I'm trying to use sapply to take each item in a list (e.g. "Golf","Malibu","Corvette") and create a new list with the highest value in the dataframe that list was split from (e.g. cars$sale_price). I'm trying to use an anonymous function to do so, but I can't get that function to work.
The basic issue here is that I'm not very good at writing functions.
First, I took the original dataframe cars and used split
to create a list of unique car names - I called this car_names.
Now, I'm trying to create a new list, using sapply, of the highest sale price of each type of car in the list. I'm sure I'm starting the thing correctly ...
price_list <- sapply(car_names,
... but I can't for the life of me get an anonymous function to simply apply max
to all instances of each car name in cars$sale price.
I've tried a bunch of stuff, all of which has returned an error. Here's an example:
price_list <- sapply(car_names, function(x) {
max(cars$saleprice[x])
})
Which returns:
Error in h115$nominate_dim1[x] : invalid subscript type 'list'
I'm sure this is trivially simply for even moderate experienced programmers, but I'm ... not one of those! I suspect that I'm pointing to something incorrectly, but I can't get past it. Any ideas?
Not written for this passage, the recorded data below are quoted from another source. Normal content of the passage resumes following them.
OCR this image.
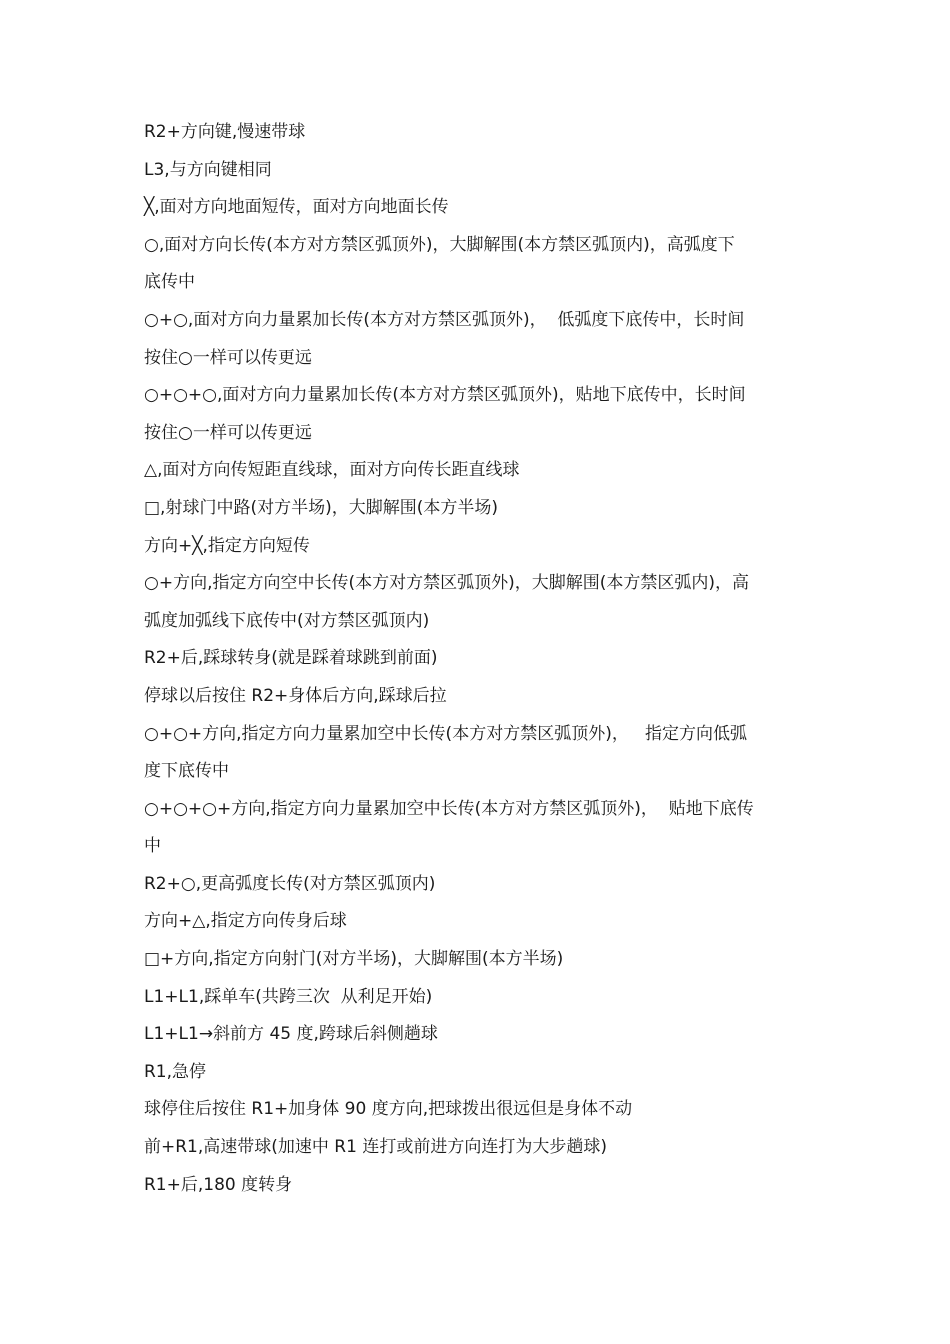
R2+方向键,慢速带球
L3,与方向键相同
╳,面对方向地面短传，面对方向地面长传
○,面对方向长传(本方对方禁区弧顶外)，大脚解围(本方禁区弧顶内)，高弧度下
底传中
○+○,面对方向力量累加长传(本方对方禁区弧顶外)，  低弧度下底传中，长时间
按住○一样可以传更远
○+○+○,面对方向力量累加长传(本方对方禁区弧顶外)，贴地下底传中，长时间
按住○一样可以传更远
△,面对方向传短距直线球，面对方向传长距直线球
□,射球门中路(对方半场)，大脚解围(本方半场)
方向+╳,指定方向短传
○+方向,指定方向空中长传(本方对方禁区弧顶外)，大脚解围(本方禁区弧内)，高
弧度加弧线下底传中(对方禁区弧顶内)
R2+后,踩球转身(就是踩着球跳到前面)
停球以后按住 R2+身体后方向,踩球后拉
○+○+方向,指定方向力量累加空中长传(本方对方禁区弧顶外)，   指定方向低弧
度下底传中
○+○+○+方向,指定方向力量累加空中长传(本方对方禁区弧顶外)，  贴地下底传
中
R2+○,更高弧度长传(对方禁区弧顶内)
方向+△,指定方向传身后球
□+方向,指定方向射门(对方半场)，大脚解围(本方半场)
L1+L1,踩单车(共跨三次  从利足开始)
L1+L1→斜前方 45 度,跨球后斜侧趟球
R1,急停
球停住后按住 R1+加身体 90 度方向,把球拨出很远但是身体不动
前+R1,高速带球(加速中 R1 连打或前进方向连打为大步趟球)
R1+后,180 度转身
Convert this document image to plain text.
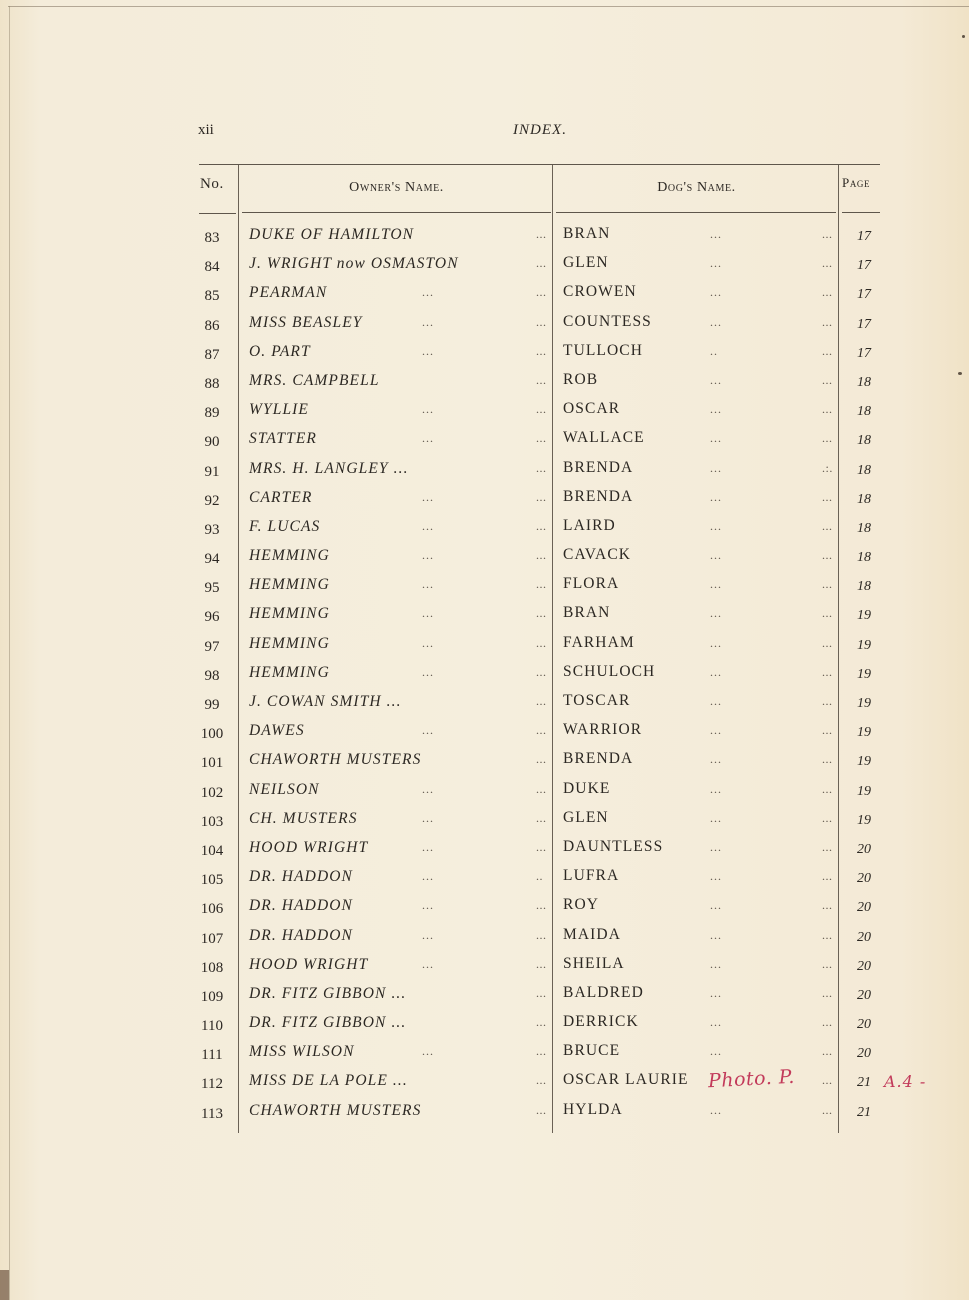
xii	INDEX.
No.	Owner's Name.	Dog's Name.	Page
83	DUKE OF HAMILTON	... BRAN	...	... 17
84	J. WRIGHT now OSMASTON	... GLEN	...	... 17
85	PEARMAN	...	... CROWEN	...	... 17
86	MISS BEASLEY	...	... COUNTESS	...	... 17
87	O. PART	...	... TULLOCH	..	... 17
88	MRS. CAMPBELL	... ROB	...	... 18
89	WYLLIE	...	... OSCAR	...	... 18
90	STATTER	...	... WALLACE	...	... 18
91	MRS. H. LANGLEY ...	... BRENDA	...	.:. 18
92	CARTER	...	... BRENDA	...	... 18
93	F. LUCAS	...	... LAIRD	...	... 18
94	HEMMING	...	... CAVACK	...	... 18
95	HEMMING	...	... FLORA	...	... 18
96	HEMMING	...	... BRAN	...	... 19
97	HEMMING	...	... FARHAM	...	... 19
98	HEMMING	...	... SCHULOCH	...	... 19
99	J. COWAN SMITH ...	... TOSCAR	...	... 19
100	DAWES	...	... WARRIOR	...	... 19
101	CHAWORTH MUSTERS	... BRENDA	...	... 19
102	NEILSON	...	... DUKE	...	... 19
103	CH. MUSTERS	...	... GLEN	...	... 19
104	HOOD WRIGHT	...	... DAUNTLESS	...	... 20
105	DR. HADDON	...	.. LUFRA	...	... 20
106	DR. HADDON	...	... ROY	...	... 20
107	DR. HADDON	...	... MAIDA	...	... 20
108	HOOD WRIGHT	...	... SHEILA	...	... 20
109	DR. FITZ GIBBON ...	... BALDRED	...	... 20
110	DR. FITZ GIBBON ...	... DERRICK	...	... 20
111	MISS WILSON	...	... BRUCE	...	... 20
112	MISS DE LA POLE ...	... OSCAR LAURIE	... 21
113	CHAWORTH MUSTERS	... HYLDA	...	... 21
Photo. P.	A.4 -
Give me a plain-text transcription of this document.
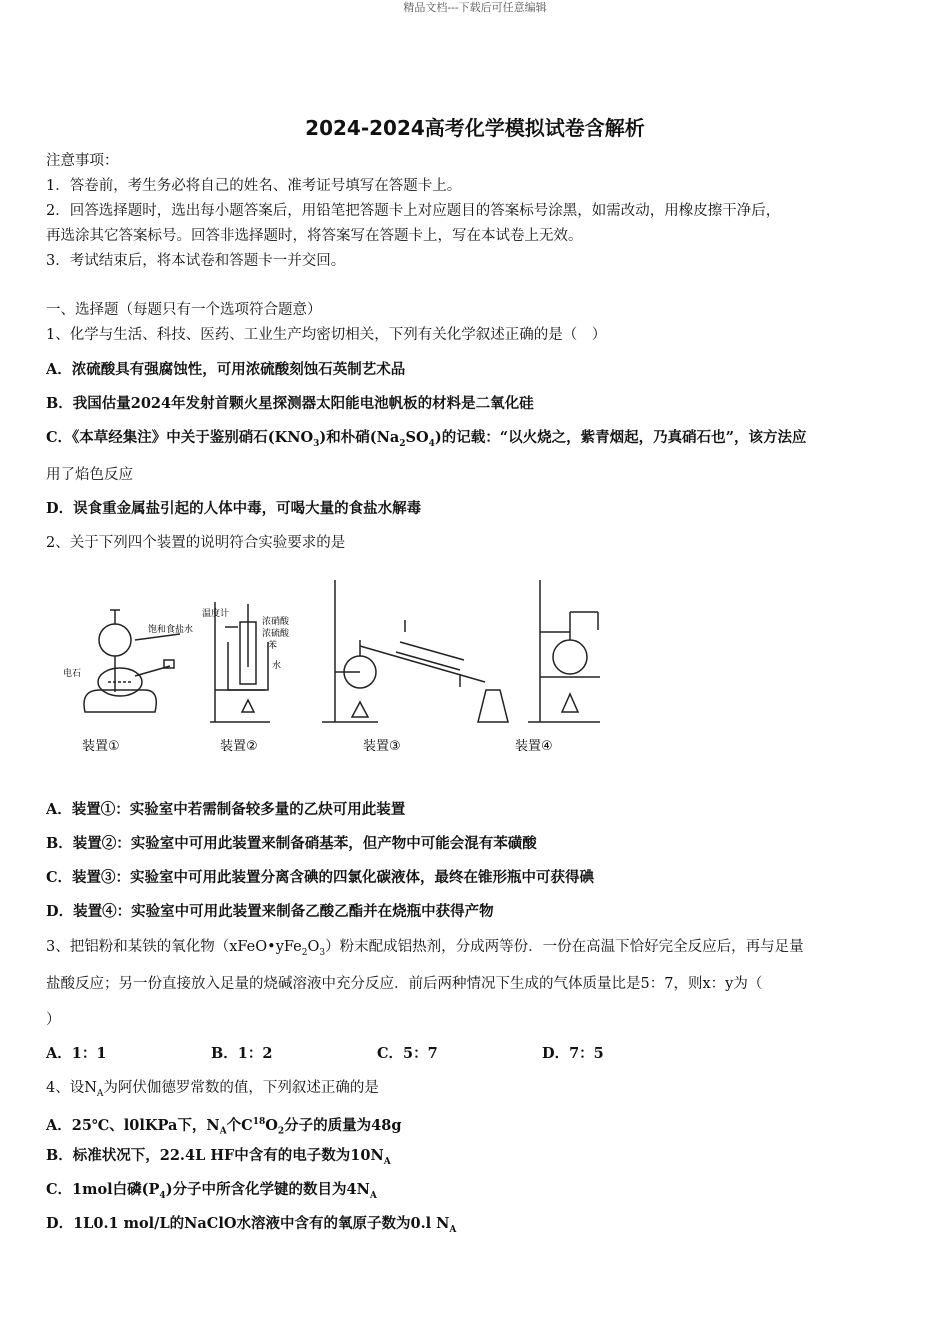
精品文档---下载后可任意编辑
2024-2024高考化学模拟试卷含解析
注意事项：
1．答卷前，考生务必将自己的姓名、准考证号填写在答题卡上。
2．回答选择题时，选出每小题答案后，用铅笔把答题卡上对应题目的答案标号涂黑，如需改动，用橡皮擦干净后，
再选涂其它答案标号。回答非选择题时，将答案写在答题卡上，写在本试卷上无效。
3．考试结束后，将本试卷和答题卡一并交回。
一、选择题（每题只有一个选项符合题意）
1、化学与生活、科技、医药、工业生产均密切相关，下列有关化学叙述正确的是（　）
A．浓硫酸具有强腐蚀性，可用浓硫酸刻蚀石英制艺术品
B．我国估量2024年发射首颗火星探测器太阳能电池帆板的材料是二氧化硅
C．《本草经集注》中关于鉴别硝石$(KNO_3)$和朴硝$(Na_2SO_4)$的记载：“以火烧之，紫青烟起，乃真硝石也”，该方法应
用了焰色反应
D．误食重金属盐引起的人体中毒，可喝大量的食盐水解毒
2、关于下列四个装置的说明符合实验要求的是
饱和食盐水
电石
温度计
浓硝酸
浓硫酸
苯
水
装置①	装置②	装置③	装置④
A．装置①：实验室中若需制备较多量的乙炔可用此装置
B．装置②：实验室中可用此装置来制备硝基苯，但产物中可能会混有苯磺酸
C．装置③：实验室中可用此装置分离含碘的四氯化碳液体，最终在锥形瓶中可获得碘
D．装置④：实验室中可用此装置来制备乙酸乙酯并在烧瓶中获得产物
3、把铝粉和某铁的氧化物$(xFeO•yFe_2O_3)$粉末配成铝热剂，分成两等份．一份在高温下恰好完全反应后，再与足量
盐酸反应；另一份直接放入足量的烧碱溶液中充分反应．前后两种情况下生成的气体质量比是5：7，则x：y为（
）
A．1：1	B．1：2	C．5：7	D．7：5
4、设$N_A$为阿伏伽德罗常数的值，下列叙述正确的是
A．25℃、l0lKPa下，$N_A$个$C^{18}O_2$分子的质量为48g
B．标准状况下，22.4L HF中含有的电子数为$10N_A$
C．1mol白磷$(P_4)$分子中所含化学键的数目为$4N_A$
D．1L0.1 mol/L的NaClO水溶液中含有的氧原子数为0.l $N_A$
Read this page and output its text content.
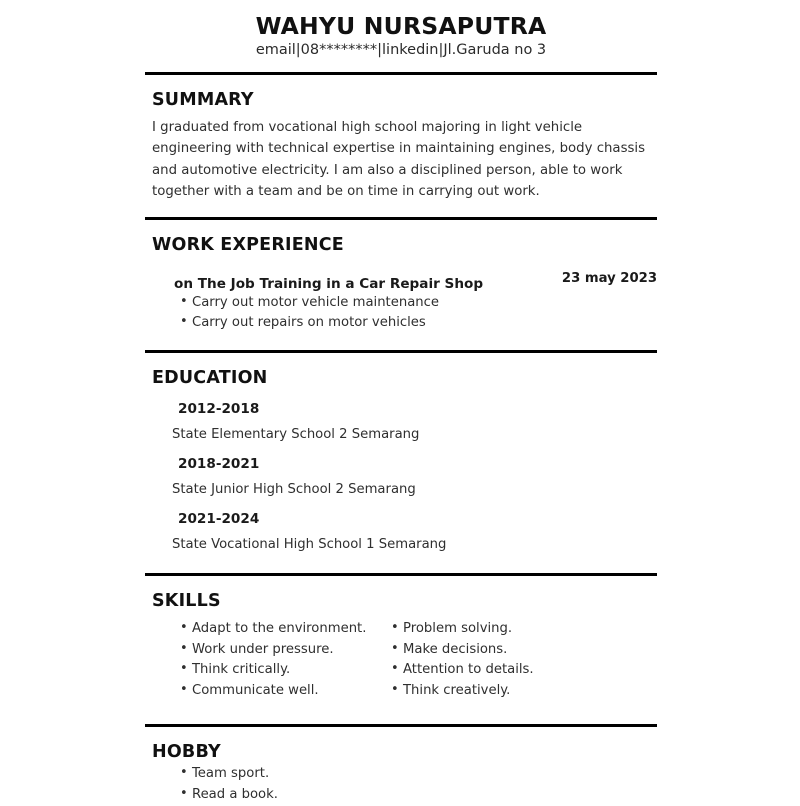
WAHYU NURSAPUTRA
email|08********|linkedin|Jl.Garuda no 3
SUMMARY
I graduated from vocational high school majoring in light vehicle engineering with technical expertise in maintaining engines, body chassis and automotive electricity. I am also a disciplined person, able to work together with a team and be on time in carrying out work.
WORK EXPERIENCE
on The Job Training in a Car Repair Shop	23 may 2023
• Carry out motor vehicle maintenance
• Carry out repairs on motor vehicles
EDUCATION
2012-2018
State Elementary School 2 Semarang
2018-2021
State Junior High School 2 Semarang
2021-2024
State Vocational High School 1 Semarang
SKILLS
• Adapt to the environment.
• Work under pressure.
• Think critically.
• Communicate well.
• Problem solving.
• Make decisions.
• Attention to details.
• Think creatively.
HOBBY
• Team sport.
• Read a book.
Edit: Here's a reproducible example.
First, the "source" dataframe:
cars1 <- data.frame("car_names" = c("Corvette", "Corvette", "Corvette", "Golf", "Golf", "Golf", "Malibu", "Malibu", "Malibu"),"saleprice" = c(32000,45000,72000,7500,16000,22000,33000,21000,26500))
Next, splitting the df by car_names:
cars1_split <- split(cars1, cars1$car_names)
Now, attempting to pass max
to sapply
and getting an error:
maxes <- sapply(cars1_split, function(x){
max(cars1$saleprice[x])
})
Hopefully this give you guys something to work with!
You have a few options here, let's start with aggregate
- not what you asked for but I want to keep your attention high ;)
aggregate(saleprice ~ car_names, cars1, max)
# car_names saleprice
#1 Corvette 72000
#2 Golf 22000
#3 Malibu 33000
Returns a data.frame (which you can easily split
if you need a list)
aggregate
is similar to tapply
coming next
tapply(cars1$saleprice, cars1$car_names, FUN = max)
#Corvette Golf Malibu
# 72000 22000 33000
Or try by
and which.max
by(cars1, cars1$car_names, FUN = function(x) x[which.max(x$saleprice), ])
#cars1$car_names: Corvette
# car_names saleprice
#3 Corvette 72000
#-------------------------------
#cars1$car_names: Golf
# car_names saleprice
#6 Golf 22000
#-------------------------------
#cars1$car_names: Malibu
# car_names saleprice
#7 Malibu 33000
Finally, you can use also lapply
and split
(for which by
is somewhat shorthand)
lapply(split(cars1, cars1$car_names), function(x) x[which.max(x$saleprice), ])
#$Corvette
# car_names saleprice
#3 Corvette 72000
#$Golf
# car_names saleprice
#6 Golf 22000
#$Malibu
# car_names saleprice
#7 Malibu 33000